Tuesday, April 24, 2007

Roasted Golden Beets and Fingerling Potatoes, Beet Greens with Vegan Sausage

I thought that I would make a roasted beet and potato dish, so took golden beets, separated the roots, coated the roots with a little bit of olive oil, and set them to bake at 425°F in a shallow plate for about 40 minutes. I added to the oven another shallow plate about 15 minutes later (so it had 25 minutes or so to cook), this one consisting of halved Russian fingerling potatoes that I had first put into a container along with a little olive oil and diced rosemary and shaken.

I had forgotten, however, that I had a photography meeting tonight, so simply turned the heat off at that point and came back 2 1/2 hours later; the beets were fine, but the potato a bit dried up. No matter, it ended up tasting fine, especially after adding some canned imported crispy onion pieces.

Yesterday, we went out to see a Durham Bulls baseball game. It was after 9p when we left (tied and in the 14th inning, as I recall!), and we walked right across the street and had (rather mediocre) pizza from Mellow Mushroom (we just had them not add any cheese and had already found that their crusts are vegan).

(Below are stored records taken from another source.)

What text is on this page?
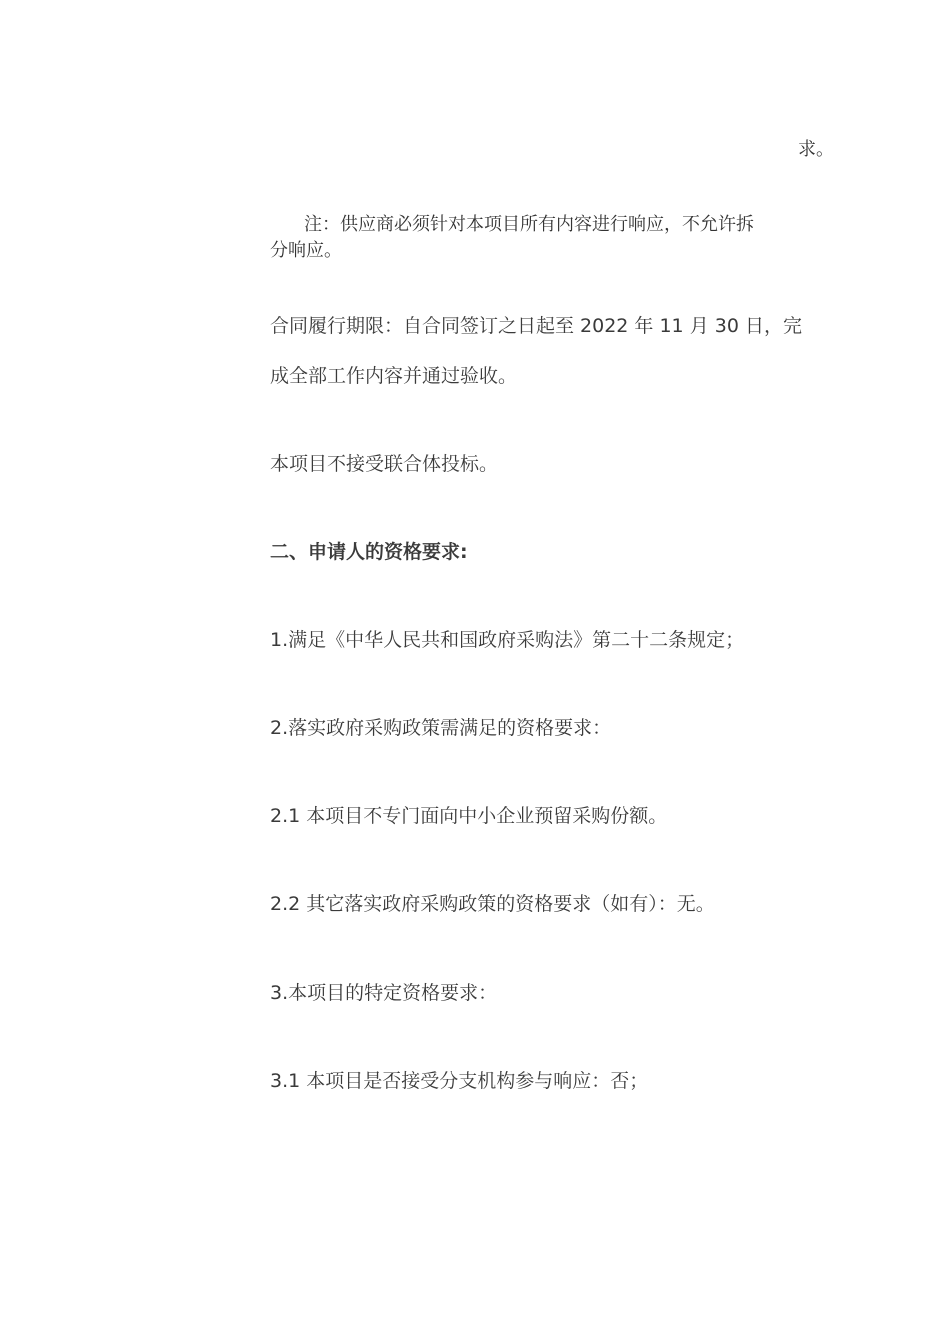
求。
注：供应商必须针对本项目所有内容进行响应，不允许拆
分响应。
合同履行期限：自合同签订之日起至 2022 年 11 月 30 日，完
成全部工作内容并通过验收。
本项目不接受联合体投标。
二、申请人的资格要求:
1.满足《中华人民共和国政府采购法》第二十二条规定；
2.落实政府采购政策需满足的资格要求：
2.1 本项目不专门面向中小企业预留采购份额。
2.2 其它落实政府采购政策的资格要求（如有）：无。
3.本项目的特定资格要求：
3.1 本项目是否接受分支机构参与响应：否；
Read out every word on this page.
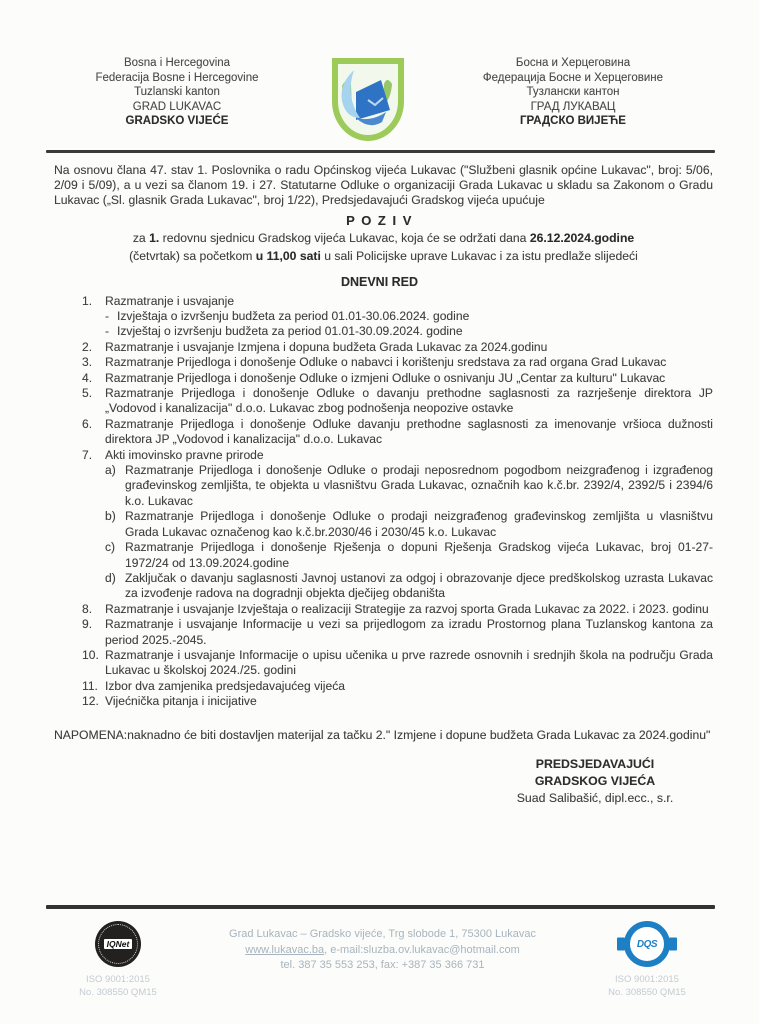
Bosna i Hercegovina
Federacija Bosne i Hercegovine
Tuzlanski kanton
GRAD LUKAVAC
GRADSKO VIJEĆE
Босна и Херцеговина
Федерација Босне и Херцеговине
Тузлански кантон
ГРАД ЛУКАВАЦ
ГРАДСКО ВИЈЕЋЕ

Na osnovu člana 47. stav 1. Poslovnika o radu Općinskog vijeća Lukavac ("Službeni glasnik općine Lukavac", broj: 5/06, 2/09 i 5/09), a u vezi sa članom 19. i 27. Statutarne Odluke o organizaciji Grada Lukavac u skladu sa Zakonom o Gradu Lukavac („Sl. glasnik Grada Lukavac", broj 1/22), Predsjedavajući Gradskog vijeća upućuje

P O Z I V
za 1. redovnu sjednicu Gradskog vijeća Lukavac, koja će se održati dana 26.12.2024.godine
(četvrtak) sa početkom u 11,00 sati u sali Policijske uprave Lukavac i za istu predlaže slijedeći
DNEVNI RED
1.	Razmatranje i usvajanje
- Izvještaja o izvršenju budžeta za period 01.01-30.06.2024. godine
- Izvještaj o izvršenju budžeta za period 01.01-30.09.2024. godine
2.	Razmatranje i usvajanje Izmjena i dopuna budžeta Grada Lukavac za 2024.godinu
3.	Razmatranje Prijedloga i donošenje Odluke o nabavci i korištenju sredstava za rad organa Grad Lukavac
4.	Razmatranje Prijedloga i donošenje Odluke o izmjeni Odluke o osnivanju JU „Centar za kulturu" Lukavac
5.	Razmatranje Prijedloga i donošenje Odluke o davanju prethodne saglasnosti za razrješenje direktora JP „Vodovod i kanalizacija" d.o.o. Lukavac zbog podnošenja neopozive ostavke
6.	Razmatranje Prijedloga i donošenje Odluke davanju prethodne saglasnosti za imenovanje vršioca dužnosti direktora JP „Vodovod i kanalizacija" d.o.o. Lukavac
7.	Akti imovinsko pravne prirode
a) Razmatranje Prijedloga i donošenje Odluke o prodaji neposrednom pogodbom neizgrađenog i izgrađenog građevinskog zemljišta, te objekta u vlasništvu Grada Lukavac, označnih kao k.č.br. 2392/4, 2392/5 i 2394/6 k.o. Lukavac
b) Razmatranje Prijedloga i donošenje Odluke o prodaji neizgrađenog građevinskog zemljišta u vlasništvu Grada Lukavac označenog kao k.č.br.2030/46 i 2030/45 k.o. Lukavac
c) Razmatranje Prijedloga i donošenje Rješenja o dopuni Rješenja Gradskog vijeća Lukavac, broj 01-27-1972/24 od 13.09.2024.godine
d) Zaključak o davanju saglasnosti Javnoj ustanovi za odgoj i obrazovanje djece predškolskog uzrasta Lukavac za izvođenje radova na dogradnji objekta dječijeg obdaništa
8.	Razmatranje i usvajanje Izvještaja o realizaciji Strategije za razvoj sporta Grada Lukavac za 2022. i 2023. godinu
9.	Razmatranje i usvajanje Informacije u vezi sa prijedlogom za izradu Prostornog plana Tuzlanskog kantona za period 2025.-2045.
10. Razmatranje i usvajanje Informacije o upisu učenika u prve razrede osnovnih i srednjih škola na području Grada Lukavac u školskoj 2024./25. godini
11. Izbor dva zamjenika predsjedavajućeg vijeća
12. Vijećnička pitanja i inicijative

NAPOMENA:naknadno će biti dostavljen materijal za tačku 2." Izmjene i dopune budžeta Grada Lukavac za 2024.godinu"

PREDSJEDAVAJUĆI
GRADSKOG VIJEĆA
Suad Salibašić, dipl.ecc., s.r.
IQNet
ISO 9001:2015
No. 308550 QM15
Grad Lukavac – Gradsko vijeće, Trg slobode 1, 75300 Lukavac
www.lukavac.ba, e-mail:sluzba.ov.lukavac@hotmail.com
tel. 387 35 553 253, fax: +387 35 366 731
DQS
ISO 9001:2015
No. 308550 QM15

I took the beet greens, removed the stalks and cut them into 1" lengths, and tore the leaves into thirds. I began sauteeing a sliced apple-sage artisanal vegan Field Roast Grain Meat Company sausage. When it started browning, maybe in 3-4 minutes over medium heat in a cast iron pan, I added the stalks and cooked them for 4-5 minutes. Then I added the greens and cooked just for 2 minutes or so. I mixed in some salt, black pepper, and Eat in the Raw's Parma! vegan "Parmesan cheese".